Gaius had despoiled this Pompeius of his title Magnus and came very near killing him because he was so named. Yet out of contempt for him, since he was still but a boy, he did not go to such extremes, and merely abolished the offending epithet, saying that it was not safe for any one to be called Magnus. Claudius now restored to him this title and gave him his daughter to wife.

[-6-] These were certainly commendable actions. In addition, when at one time in the senate the consuls came down from their seats to talk with him, he rose in turn and went to meet them. In Naples he lived entirely like a private citizen. He and his associates while there adopted the Greek manner of life invariably; at the musical entertainments he would wear cloak and military boots, and at the gymnastic exercises a purple robe and golden crown. His action, moreover, in regard to money was remarkable, for he forbade any one to bring him contributions, as had been customary in the reigns of Augustus and of Gaius, and he refused to allow any person to name him as heir if such person possessed any relatives whatever. Indeed, the funds that had been confiscated by government order during the period of Tiberius and Gaius he gave back either to the victims themselves, if they still survived, or otherwise to their children.

It had been the custom[2] that if any slightest detail were carried out contrary to precedent on the occasion of the games these should be given over again, as I have stated. But since such occasions were frequent, occurring a third, fourth, fifth, and sometimes tenth time, and this partly by accident but generally by intention on the part of those benefited by these happenings, he enacted a law that on only one day should the equestrian contests take place a second time; in fact, however, he usually abrogated this privilege also. The schemers henceforth easily avoided falling into irregularities, as they gained very little by so doing.

In the matter of the Jews, who had again increased so greatly that by reason of their multitude it would have been hard without raising a tumult to bar them from the City, he decided not to drive them out, but ordered them to follow that mode of life prescribed by their ancestral custom and not to assemble in numbers.—The clubs instituted by Gaius he disbanded.—Also, seeing that there was no use in forbidding the populace to do certain things unless their daily life should be reorganized, he abolished the taverns where they were wont to gather and drink and commanded that no dressed meat nor warm water[3] should be sold. Some who disobeyed this ordinance were punished.

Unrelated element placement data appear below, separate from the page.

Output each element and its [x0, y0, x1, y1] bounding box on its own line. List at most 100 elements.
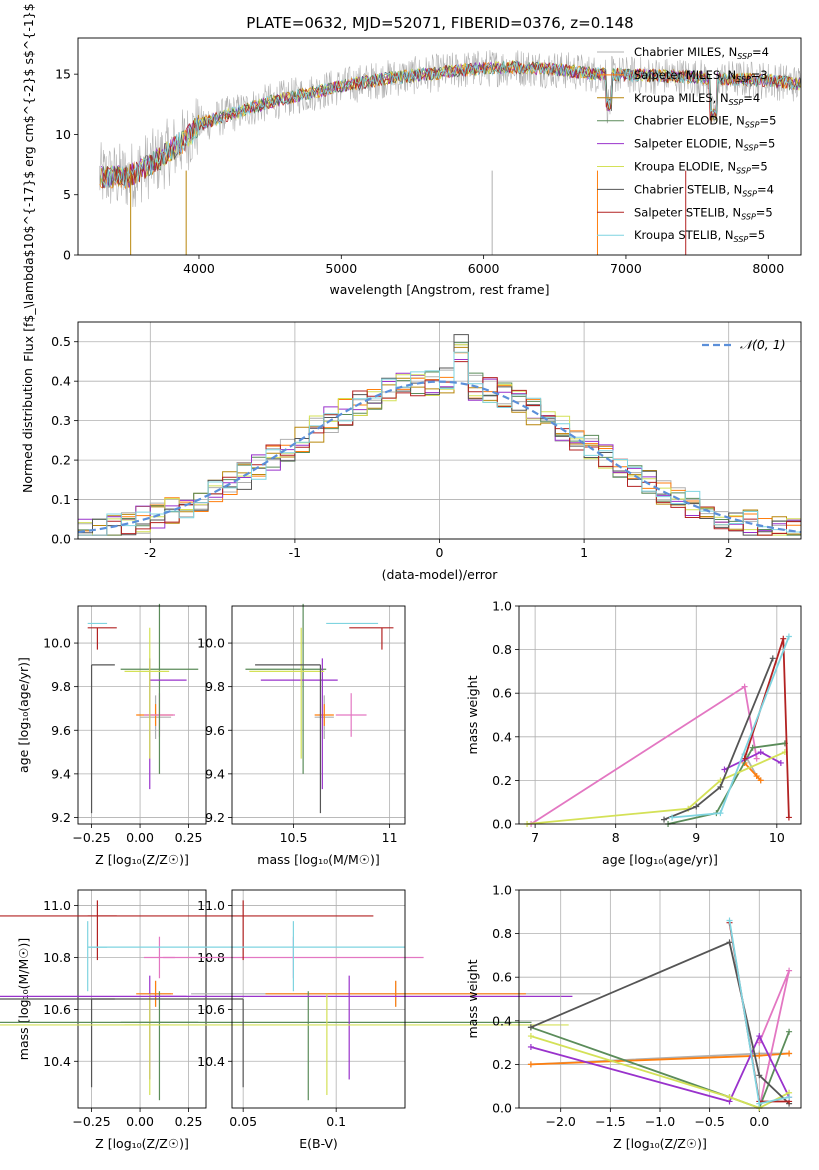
y-tick-label: 0.2: [492, 1057, 512, 1072]
y-tick-label: 9.8: [205, 679, 225, 694]
spectrum-series-line: [101, 60, 800, 189]
x-tick-label: 0.00: [126, 1114, 154, 1129]
x-tick-label: 0: [436, 545, 444, 560]
weight-marker: [741, 683, 748, 690]
y-tick-label: 9.4: [205, 766, 225, 781]
x-tick-label: 0.25: [175, 1114, 203, 1129]
y-tick-label: 0.2: [51, 453, 71, 468]
y-tick-label: 0.8: [492, 926, 512, 941]
y-tick-label: 11.0: [43, 898, 71, 913]
x-tick-label: −0.5: [694, 1114, 724, 1129]
x-tick-label: 5000: [325, 261, 357, 276]
y-tick-label: 0.6: [492, 686, 512, 701]
y-tick-label: 0.3: [51, 413, 71, 428]
weight-marker: [777, 759, 784, 766]
x-tick-label: 7000: [610, 261, 642, 276]
axes-frame: [77, 321, 802, 540]
weight-vs-age-panel: 7 8 9 10 0.0 0.2 0.4 0.6 0.8 1.0 age [log₁₀(age/yr…: [465, 599, 802, 867]
legend-label: 𝒩(0, 1): [740, 337, 786, 352]
x-tick-label: −0.25: [72, 830, 110, 845]
weight-marker: [527, 1061, 534, 1068]
legend-label: Salpeter ELODIE, NSSP=5: [634, 137, 775, 153]
weight-marker: [527, 1033, 534, 1040]
x-axis-label: E(B-V): [299, 1136, 338, 1151]
y-axis-label: age [log₁₀(age/yr)]: [16, 657, 31, 773]
axes-frame: [77, 37, 802, 256]
x-tick-label: 9: [692, 830, 700, 845]
weight-marker: [749, 744, 756, 751]
weight-marker: [693, 803, 700, 810]
x-axis-label: Z [log₁₀(Z/Z☉)]: [95, 852, 189, 867]
legend-label: Kroupa STELIB, NSSP=5: [634, 228, 765, 244]
y-tick-label: 9.6: [205, 723, 225, 738]
y-tick-label: 9.2: [51, 810, 71, 825]
x-tick-label: −1.0: [645, 1114, 675, 1129]
legend-label: Chabrier ELODIE, NSSP=5: [634, 114, 776, 130]
x-tick-label: 0.05: [229, 1114, 257, 1129]
x-axis-label: age [log₁₀(age/yr)]: [602, 852, 718, 867]
y-tick-label: 5: [63, 187, 71, 202]
mass-vs-ebv-panel: 0.05 0.1 10.4 10.6 10.8 11.0 E(B-V): [0, 889, 601, 1151]
axes-frame: [231, 605, 406, 825]
weight-marker: [786, 967, 793, 974]
x-tick-label: 0.25: [175, 830, 203, 845]
figure-title: PLATE=0632, MJD=52071, FIBERID=0376, z=0…: [246, 14, 633, 32]
weight-marker: [786, 1028, 793, 1035]
x-tick-label: 6000: [468, 261, 500, 276]
weight-marker: [786, 1050, 793, 1057]
axes-frame: [231, 889, 406, 1109]
y-tick-label: 0.0: [492, 817, 512, 832]
y-tick-label: 10.6: [43, 1002, 71, 1017]
y-tick-label: 9.2: [205, 810, 225, 825]
weight-marker: [726, 1094, 733, 1101]
y-tick-label: 10.4: [43, 1054, 71, 1069]
x-tick-label: 0.1: [326, 1114, 346, 1129]
x-tick-label: −2.0: [546, 1114, 576, 1129]
weight-marker: [756, 1072, 763, 1079]
weight-series-line: [527, 751, 786, 825]
axes-frame: [518, 605, 802, 825]
weight-marker: [527, 1043, 534, 1050]
x-axis-label: (data-model)/error: [382, 567, 499, 582]
weight-marker: [757, 777, 764, 784]
weight-vs-Z-panel: −2.0 −1.5 −1.0 −0.5 0.0 0.0 0.2 0.4 0.6 0.8 1.0 Z […: [465, 883, 802, 1151]
weight-series-line: [530, 685, 758, 825]
y-axis-label: mass weight: [465, 959, 480, 1038]
x-tick-label: 4000: [183, 261, 215, 276]
y-tick-label: 9.4: [51, 766, 71, 781]
weight-marker: [721, 766, 728, 773]
age-vs-Z-panel: −0.25 0.00 0.25 9.2 9.4 9.6 9.8 10.0 Z [log₁₀(Z/…: [16, 603, 207, 867]
y-tick-label: 0.1: [51, 492, 71, 507]
y-tick-label: 10.0: [197, 636, 225, 651]
legend-label: Kroupa MILES, NSSP=4: [634, 91, 760, 107]
y-tick-label: 0.2: [492, 773, 512, 788]
x-tick-label: 11: [382, 830, 398, 845]
y-tick-label: 0: [63, 248, 71, 263]
x-tick-label: 0.00: [126, 830, 154, 845]
gaussian-curve: [77, 380, 802, 534]
mass-vs-Z-panel: −0.25 0.00 0.25 10.4 10.6 10.8 11.0 Z [log₁₀(Z/…: [16, 889, 207, 1151]
spectrum-series-line: [102, 60, 801, 188]
weight-marker: [785, 633, 792, 640]
y-tick-label: 10: [55, 127, 71, 142]
spectrum-panel: 4000 5000 6000 7000 8000 0 5 10 15 wavelength [An…: [21, 0, 802, 362]
x-tick-label: 7: [531, 830, 539, 845]
x-axis-label: Z [log₁₀(Z/Z☉)]: [613, 1136, 707, 1151]
legend-label: Salpeter MILES, NSSP=3: [634, 68, 768, 84]
weight-marker: [756, 1033, 763, 1040]
x-tick-label: -2: [144, 545, 156, 560]
axes-frame: [77, 605, 207, 825]
y-tick-label: 10.4: [197, 1054, 225, 1069]
y-tick-label: 9.6: [51, 723, 71, 738]
weight-marker: [756, 1100, 763, 1107]
legend-label: Chabrier STELIB, NSSP=4: [634, 182, 774, 198]
y-tick-label: 0.0: [492, 1101, 512, 1116]
weight-marker: [756, 1052, 763, 1059]
x-tick-label: −0.25: [72, 1114, 110, 1129]
x-tick-label: 1: [580, 545, 588, 560]
x-tick-label: 0.0: [749, 1114, 769, 1129]
y-tick-label: 0.4: [492, 1013, 512, 1028]
weight-series-line: [663, 657, 774, 821]
y-axis-label: mass weight: [465, 675, 480, 754]
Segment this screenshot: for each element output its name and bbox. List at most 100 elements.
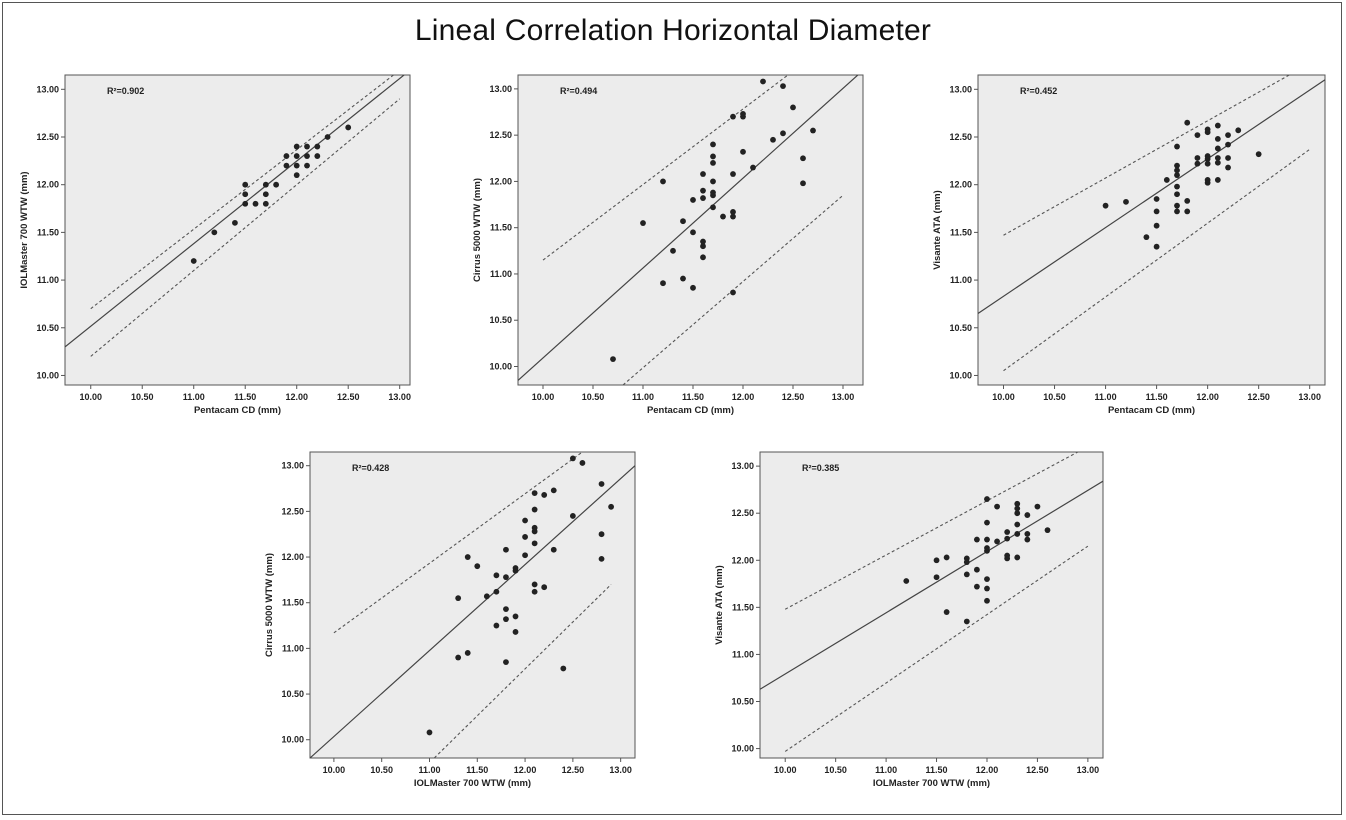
data-point <box>541 584 548 591</box>
data-point <box>1153 243 1160 250</box>
y-tick-label: 12.00 <box>36 180 59 190</box>
data-point <box>1225 155 1231 161</box>
data-point <box>984 496 990 502</box>
data-point <box>273 181 280 188</box>
x-tick-label: 12.00 <box>1196 392 1219 402</box>
data-point <box>345 124 352 131</box>
data-point <box>293 172 300 179</box>
data-point <box>933 557 940 564</box>
data-point <box>304 153 310 159</box>
data-point <box>730 213 736 220</box>
data-point <box>598 531 605 538</box>
data-point <box>1174 183 1180 190</box>
data-point <box>943 554 950 561</box>
data-point <box>670 247 676 254</box>
ci-upper-line <box>90 75 395 310</box>
data-point <box>780 83 786 90</box>
data-point <box>569 513 576 519</box>
data-point <box>522 517 528 524</box>
data-point <box>1004 552 1011 559</box>
data-point <box>720 213 726 220</box>
data-point <box>293 162 300 169</box>
data-point <box>710 189 716 196</box>
y-tick-label: 10.50 <box>731 697 754 707</box>
data-point <box>283 162 290 169</box>
data-point <box>1194 132 1201 138</box>
data-point <box>984 576 990 583</box>
data-point <box>973 536 980 543</box>
data-point <box>1255 151 1262 158</box>
data-point <box>1214 159 1221 166</box>
data-point <box>780 130 786 137</box>
r-squared-label: R²=0.452 <box>1020 86 1057 96</box>
data-point <box>426 729 433 736</box>
x-tick-label: 12.50 <box>1026 765 1049 775</box>
data-point <box>1214 122 1221 129</box>
data-point <box>903 578 910 584</box>
data-point <box>1024 536 1031 543</box>
data-point <box>493 588 500 595</box>
data-point <box>1024 512 1031 518</box>
y-axis-label: Cirrus 5000 WTW (mm) <box>264 553 275 657</box>
data-point <box>232 219 238 226</box>
data-point <box>710 204 716 211</box>
data-point <box>973 566 980 573</box>
data-point <box>994 503 1000 510</box>
data-point <box>1123 198 1129 205</box>
y-tick-label: 10.00 <box>36 370 59 380</box>
data-point <box>1174 162 1180 169</box>
data-point <box>1044 527 1051 534</box>
data-point <box>1174 208 1180 215</box>
data-point <box>541 492 548 498</box>
data-point <box>680 218 686 225</box>
plot-area <box>64 74 411 386</box>
y-axis-label: IOLMaster 700 WTW (mm) <box>19 171 30 288</box>
plot-area <box>759 451 1104 759</box>
x-tick-label: 10.00 <box>323 765 346 775</box>
data-point <box>293 153 300 159</box>
data-point <box>700 243 706 250</box>
y-tick-label: 11.50 <box>37 227 59 237</box>
data-point <box>483 593 490 600</box>
data-point <box>770 136 776 143</box>
y-tick-label: 12.50 <box>949 132 972 142</box>
data-point <box>1014 521 1021 528</box>
y-tick-label: 11.50 <box>282 598 304 608</box>
data-point <box>1225 132 1231 138</box>
data-point <box>1184 208 1191 215</box>
x-tick-label: 11.00 <box>632 392 654 402</box>
data-point <box>973 583 980 590</box>
r-squared-label: R²=0.494 <box>560 86 597 96</box>
data-point <box>660 280 666 287</box>
data-point <box>700 187 706 194</box>
data-point <box>474 563 481 570</box>
data-point <box>700 195 706 201</box>
data-point <box>512 613 519 620</box>
scatter-panel-1: 10.00 10.50 11.00 11.50 12.00 12.50 13.00 10.00… <box>19 74 411 416</box>
data-point <box>1153 196 1160 202</box>
data-point <box>598 555 605 562</box>
x-axis-label: Pentacam CD (mm) <box>647 405 734 416</box>
data-point <box>324 134 331 140</box>
data-point <box>262 200 269 207</box>
data-point <box>1004 529 1011 535</box>
x-tick-label: 12.00 <box>285 392 308 402</box>
x-tick-label: 11.00 <box>1095 392 1117 402</box>
data-point <box>610 356 616 362</box>
y-tick-label: 10.00 <box>281 735 304 745</box>
x-tick-label: 11.00 <box>875 765 897 775</box>
ci-upper-line <box>542 75 789 261</box>
data-point <box>579 460 586 466</box>
data-point <box>503 574 509 581</box>
x-tick-label: 12.00 <box>976 765 999 775</box>
x-tick-label: 12.50 <box>1247 392 1270 402</box>
y-tick-label: 13.00 <box>731 461 754 471</box>
x-tick-label: 13.00 <box>1298 392 1321 402</box>
data-point <box>242 191 249 198</box>
x-tick-label: 11.50 <box>234 392 256 402</box>
y-tick-label: 10.00 <box>731 744 754 754</box>
data-point <box>700 171 706 177</box>
data-point <box>800 155 806 162</box>
regression-line <box>978 79 1325 314</box>
data-point <box>810 127 816 134</box>
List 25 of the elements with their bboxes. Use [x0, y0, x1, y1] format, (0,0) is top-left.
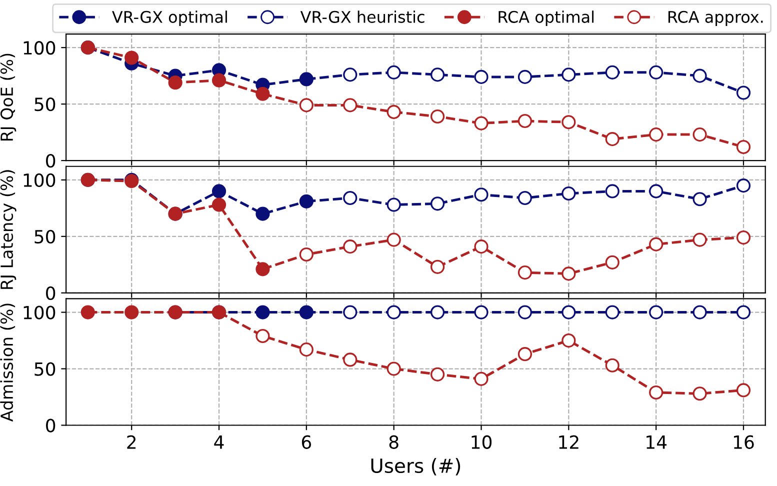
x-tick-label: 2 [127, 435, 136, 449]
y-tick-label: 50 [34, 98, 56, 112]
y-tick-label: 0 [46, 154, 56, 168]
x-tick-label: 6 [302, 435, 312, 449]
x-tick-label: 8 [389, 435, 398, 449]
y-axis-title: Admission (%) [0, 304, 16, 422]
y-tick-label: 100 [24, 41, 56, 55]
y-tick-label: 50 [34, 362, 56, 376]
y-tick-label: 100 [24, 306, 56, 320]
legend-label: RCA approx. [668, 10, 763, 26]
legend-label: VR-GX optimal [112, 10, 227, 26]
y-tick-label: 50 [34, 230, 56, 244]
y-axis-title: RJ Latency (%) [0, 170, 16, 289]
x-axis-title: Users (#) [371, 458, 460, 476]
y-tick-label: 100 [24, 173, 56, 188]
y-axis-title: RJ QoE (%) [0, 54, 16, 141]
x-tick-label: 4 [214, 436, 224, 449]
x-tick-label: 16 [734, 435, 754, 449]
legend-label: RCA optimal [498, 10, 594, 26]
x-tick-label: 14 [646, 436, 667, 449]
legend-label: VR-GX heuristic [300, 10, 424, 23]
y-tick-label: 0 [46, 286, 56, 300]
y-tick-label: 0 [46, 418, 56, 432]
x-tick-label: 12 [559, 435, 578, 449]
x-tick-label: 10 [472, 435, 492, 449]
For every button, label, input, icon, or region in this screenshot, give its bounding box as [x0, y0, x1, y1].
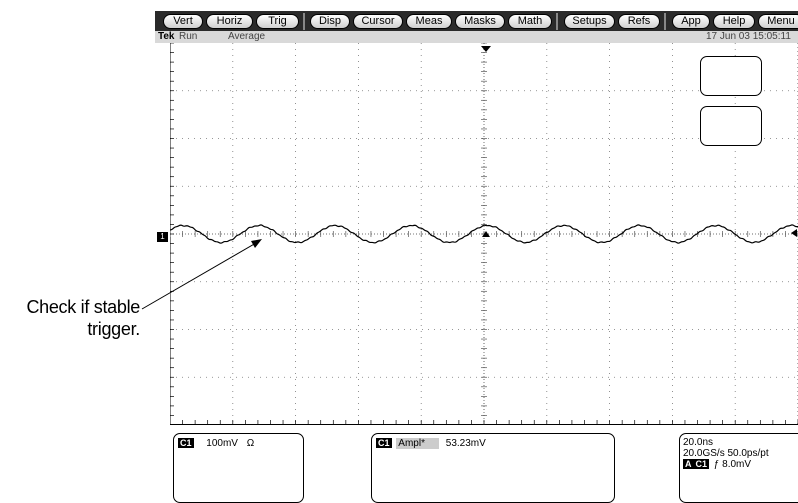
cursor-button[interactable]: Cursor	[353, 14, 403, 29]
callout-line-1: Check if stable	[26, 297, 140, 317]
callout-arrow-line	[141, 242, 257, 310]
vert-button[interactable]: Vert	[163, 14, 203, 29]
channel-readout-panel[interactable]: C1 100mV Ω	[173, 433, 304, 503]
trigger-level: 8.0mV	[722, 459, 752, 470]
trigger-position-icon	[481, 46, 491, 52]
menu-separator	[303, 13, 305, 30]
math-button[interactable]: Math	[508, 14, 552, 29]
run-state: Run	[179, 31, 198, 42]
menu-bar: Vert Horiz Trig Disp Cursor Meas Masks M…	[155, 11, 798, 31]
callout-arrow	[141, 239, 262, 310]
disp-button[interactable]: Disp	[310, 14, 350, 29]
date-time: 17 Jun 03 15:05:11	[706, 31, 791, 42]
horiz-button[interactable]: Horiz	[206, 14, 253, 29]
help-button[interactable]: Help	[713, 14, 755, 29]
trigger-a-chip: A	[683, 459, 694, 469]
trigger-level-icon	[482, 231, 490, 237]
trigger-slope-icon: ƒ	[713, 459, 720, 470]
meas-button[interactable]: Meas	[406, 14, 452, 29]
graticule-svg	[170, 43, 798, 425]
status-bar: Tek Run Average 17 Jun 03 15:05:11	[155, 31, 798, 43]
readout-box-top[interactable]	[700, 56, 762, 96]
menu-separator	[556, 13, 558, 30]
channel-1-marker-label: 1	[160, 232, 165, 241]
callout-text: Check if stable trigger.	[0, 296, 140, 340]
horizontal-scale: 20.0ns	[683, 437, 714, 448]
graticule[interactable]	[170, 43, 798, 425]
timebase-readout-panel[interactable]: 20.0ns 20.0GS/s 50.0ps/pt A C1 ƒ 8.0mV	[679, 433, 798, 503]
measurement-value: 53.23mV	[445, 438, 486, 449]
channel-chip: C1	[178, 438, 194, 448]
callout-arrowhead-icon	[251, 239, 262, 248]
trigger-right-marker-icon	[791, 229, 797, 237]
masks-button[interactable]: Masks	[455, 14, 505, 29]
channel-1-marker[interactable]: 1	[157, 232, 168, 242]
app-button[interactable]: App	[672, 14, 710, 29]
readout-box-bottom[interactable]	[700, 106, 762, 146]
measurement-readout-panel[interactable]: C1 Ampl* 53.23mV	[371, 433, 615, 503]
sample-rate: 20.0GS/s 50.0ps/pt	[683, 448, 769, 459]
acquisition-mode: Average	[228, 31, 266, 42]
measurement-channel-chip: C1	[376, 438, 392, 448]
trig-button[interactable]: Trig	[256, 14, 299, 29]
menu-separator	[664, 13, 666, 30]
termination-ohm-icon: Ω	[246, 438, 255, 449]
brand-label: Tek	[158, 31, 175, 42]
waveform-trace	[170, 224, 798, 244]
callout-line-2: trigger.	[87, 319, 140, 339]
trigger-channel-chip: C1	[693, 459, 710, 469]
setups-button[interactable]: Setups	[564, 14, 615, 29]
channel-scale: 100mV	[206, 438, 238, 449]
refs-button[interactable]: Refs	[618, 14, 660, 29]
menu-button[interactable]: Menu	[758, 14, 798, 29]
measurement-label: Ampl*	[396, 438, 439, 449]
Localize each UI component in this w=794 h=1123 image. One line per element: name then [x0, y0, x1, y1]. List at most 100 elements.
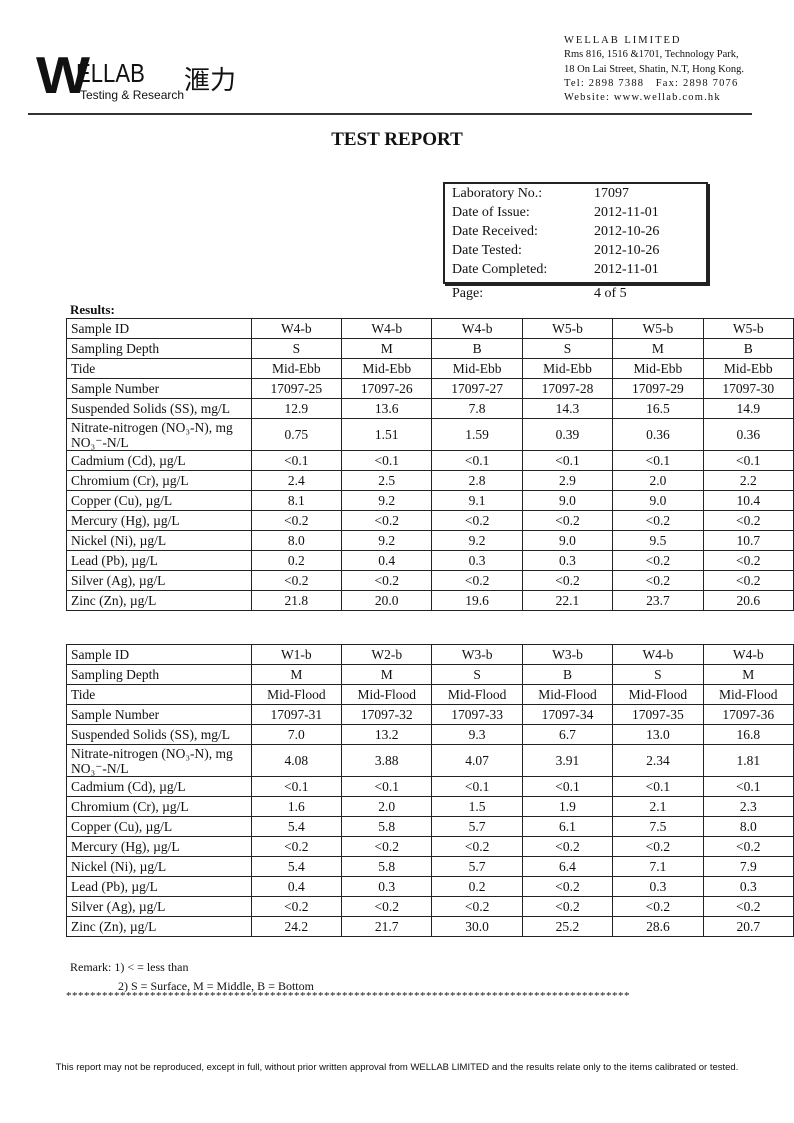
table-row: Chromium (Cr), µg/L 2.4 2.5 2.8 2.9 2.0 2.2 — [66, 470, 794, 491]
table-row: Cadmium (Cd), µg/L <0.1 <0.1 <0.1 <0.1 <0.1 <0… — [66, 450, 794, 471]
table-cell: 9.0 — [521, 530, 614, 551]
table-row: Suspended Solids (SS), mg/L 12.9 13.6 7.8 14… — [66, 398, 794, 419]
info-label: Date Completed: — [452, 262, 548, 277]
company-info: WELLAB LIMITED Rms 816, 1516 &1701, Tech… — [564, 34, 744, 105]
table-cell: 2.5 — [341, 470, 433, 491]
table-cell: 9.2 — [431, 530, 523, 551]
table-cell: <0.2 — [702, 510, 794, 531]
table-cell: 9.5 — [612, 530, 704, 551]
table-cell: 8.0 — [702, 816, 794, 837]
table-cell: W5-b — [702, 318, 794, 339]
results-heading: Results: — [70, 302, 115, 317]
table-cell: 2.1 — [612, 796, 704, 817]
table-cell: 17097-25 — [250, 378, 343, 399]
table-row: Silver (Ag), µg/L <0.2 <0.2 <0.2 <0.2 <0.2 <0.… — [66, 896, 794, 917]
table-cell: <0.1 — [250, 776, 343, 797]
table-cell: W4-b — [341, 318, 433, 339]
table-cell: <0.2 — [702, 836, 794, 857]
row-label: Mercury (Hg), µg/L — [66, 510, 252, 531]
table-cell: 9.2 — [341, 530, 433, 551]
table-cell: 17097-33 — [431, 704, 523, 725]
table-cell: 16.8 — [702, 724, 794, 745]
table-cell: Mid-Ebb — [702, 358, 794, 379]
wellab-logo: W ELLAB Testing & Research 滙力 — [36, 50, 236, 105]
table-cell: 1.6 — [250, 796, 343, 817]
table-cell: 0.36 — [702, 418, 794, 451]
table-cell: 17097-29 — [612, 378, 704, 399]
table-cell: Mid-Flood — [702, 684, 794, 705]
row-label: Silver (Ag), µg/L — [66, 570, 252, 591]
table-cell: <0.1 — [341, 776, 433, 797]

He restored to the various cities the statues which Gaius was in the habit of requiring them to send, restored also to the Dioscuri their temple and to Pompey the right of naming the theatre. On the stage-building of the latter he inscribed also the name of Tiberius, because that emperor had rebuilt the structure when it was burned. His own name he had chiseled there likewise (not because he had reared it but because he had dedicated it), but on no other part of the edifice. Likewise he did not wear the triumphal garb the entire time of the games, though permission was voted to him, but appeared in it merely to offer sacrifice; the rest of the festival he superintended in the purple-bordered garment.